I was at once reminded of the limbo I found myself in those days of old. On one hand, I was more than ready to close the chapter on a youth spent making foolish decisions and learning from them; leading myself into impending doom and digging my way out; losing myself in the eye of many storms and waiting out the fury. Here in Philadelphia, I was back in the epicenter; the place where much turmoil shaped the adult I’ve become. On the other hand, I was fully prepared for the entrance into a brand new perspective; life seen through the eyes of a wise, cultured and experienced woman of 30. I envisioned myself entering this next big decade in a way that a puddle of molten glass might look before being cooled into a sleek durable sphere.

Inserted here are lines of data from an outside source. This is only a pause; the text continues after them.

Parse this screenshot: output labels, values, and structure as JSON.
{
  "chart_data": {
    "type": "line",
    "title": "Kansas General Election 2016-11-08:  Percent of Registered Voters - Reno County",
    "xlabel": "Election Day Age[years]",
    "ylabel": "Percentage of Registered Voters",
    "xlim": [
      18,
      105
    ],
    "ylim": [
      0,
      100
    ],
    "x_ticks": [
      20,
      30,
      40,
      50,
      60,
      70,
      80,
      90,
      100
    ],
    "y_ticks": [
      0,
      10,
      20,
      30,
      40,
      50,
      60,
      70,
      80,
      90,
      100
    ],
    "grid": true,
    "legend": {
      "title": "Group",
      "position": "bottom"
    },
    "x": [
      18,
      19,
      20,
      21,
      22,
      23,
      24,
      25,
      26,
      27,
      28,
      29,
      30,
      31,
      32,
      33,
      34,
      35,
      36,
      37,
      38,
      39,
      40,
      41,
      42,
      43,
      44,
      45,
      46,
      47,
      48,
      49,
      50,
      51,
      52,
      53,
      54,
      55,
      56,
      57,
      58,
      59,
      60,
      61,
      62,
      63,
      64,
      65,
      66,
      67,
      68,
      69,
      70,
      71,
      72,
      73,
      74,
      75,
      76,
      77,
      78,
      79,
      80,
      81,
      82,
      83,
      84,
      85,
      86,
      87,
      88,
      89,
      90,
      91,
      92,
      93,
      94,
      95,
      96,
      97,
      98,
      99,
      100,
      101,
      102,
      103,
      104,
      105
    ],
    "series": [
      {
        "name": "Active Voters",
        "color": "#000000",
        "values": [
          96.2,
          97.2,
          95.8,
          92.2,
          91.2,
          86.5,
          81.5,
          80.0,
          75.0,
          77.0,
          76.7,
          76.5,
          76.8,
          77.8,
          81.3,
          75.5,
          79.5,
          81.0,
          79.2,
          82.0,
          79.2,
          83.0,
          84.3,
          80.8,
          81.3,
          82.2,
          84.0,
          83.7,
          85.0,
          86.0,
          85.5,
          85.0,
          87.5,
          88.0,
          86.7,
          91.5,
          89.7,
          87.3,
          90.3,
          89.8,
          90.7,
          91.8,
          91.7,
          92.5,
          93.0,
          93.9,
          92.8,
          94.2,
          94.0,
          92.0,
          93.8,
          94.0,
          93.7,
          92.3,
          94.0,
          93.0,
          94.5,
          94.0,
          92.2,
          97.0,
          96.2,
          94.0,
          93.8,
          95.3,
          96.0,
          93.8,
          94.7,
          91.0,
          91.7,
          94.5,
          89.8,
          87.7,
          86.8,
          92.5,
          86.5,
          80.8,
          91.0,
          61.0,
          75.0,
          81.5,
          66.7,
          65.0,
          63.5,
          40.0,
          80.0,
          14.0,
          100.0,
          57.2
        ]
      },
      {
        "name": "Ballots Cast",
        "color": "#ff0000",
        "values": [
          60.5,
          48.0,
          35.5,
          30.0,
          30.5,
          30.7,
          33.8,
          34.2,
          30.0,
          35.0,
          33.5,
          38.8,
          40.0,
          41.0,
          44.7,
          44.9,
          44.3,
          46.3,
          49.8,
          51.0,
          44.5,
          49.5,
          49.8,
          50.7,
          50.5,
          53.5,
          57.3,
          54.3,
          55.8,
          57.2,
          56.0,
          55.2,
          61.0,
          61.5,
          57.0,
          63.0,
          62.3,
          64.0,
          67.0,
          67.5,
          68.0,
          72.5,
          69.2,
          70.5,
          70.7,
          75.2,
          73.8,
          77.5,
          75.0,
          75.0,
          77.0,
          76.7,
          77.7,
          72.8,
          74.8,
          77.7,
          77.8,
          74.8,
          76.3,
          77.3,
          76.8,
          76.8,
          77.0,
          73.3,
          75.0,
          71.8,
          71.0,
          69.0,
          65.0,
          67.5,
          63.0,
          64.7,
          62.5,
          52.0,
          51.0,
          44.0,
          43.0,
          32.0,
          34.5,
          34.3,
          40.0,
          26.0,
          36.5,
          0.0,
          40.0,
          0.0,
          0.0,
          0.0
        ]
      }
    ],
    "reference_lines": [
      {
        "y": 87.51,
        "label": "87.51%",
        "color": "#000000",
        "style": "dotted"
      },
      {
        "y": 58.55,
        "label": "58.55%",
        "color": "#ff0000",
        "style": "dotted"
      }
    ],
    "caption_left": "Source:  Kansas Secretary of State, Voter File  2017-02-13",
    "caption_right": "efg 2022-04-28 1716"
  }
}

When our entrees came, my thirst for the mountainous heap of a carnivore’s dream was nearing its bursting point, as if our conversation over bridesmaid’s dresses and wedding venues acted as conservative foreplay for the orgasmic bite to come. My tongue worked through the layers of fatty duck liver, beef, bacon, cheese, and onion and, amidst the chatter and giggles, I wondered if it was this very burger that I was so adamant to conquer, or was it what this dish represented? What did I really want to find here in Village Whiskey?
Sometimes I look back at myself and miss my spirit as it was. Though I am grateful for how I’ve evolved within, I do hope I’ve only changed for the better. I needed to assure myself that regardless of which chapters of life I am about to enter, I will never lose the ability to crave, thirst, and indulge. I was positive now that I was excited to be nearing three decades on earth. In this awkward age as we tiptoe away from our roaring twenties with dignity (hopefully), as many of us are fearing losing our hair, waistline, and general elasticity, I like to believe that those who fear aging are already old at heart. Those who spend their time viewing every decade we meet as an off-road adventure will ensure their vivacity.
The fast approaching 3-0 is going to mark the chapter where we do it all right. This is our chance to pocket our foolery and enjoy life without the burdens of naiveté. Later that night I had another peculiar dream: I woke up in darkness and fumbled around for a bit until I got my hands on a bag of brand new light bulbs. I had a new light bulb for every fixture in the place, much to my excitement. I then spent an indeterminate amount of time unscrewing all the old bulbs and screwing every new bulb into each fixture with mounting delight. Once every fixture had a new bulb in place, I clutched a mechanism in my right hand which would turn them on simultaneously, lighting up the entire space. Before I could flip the switch, I woke up.
You know what they say, third time’s the charm. This decade’s going to be a good one.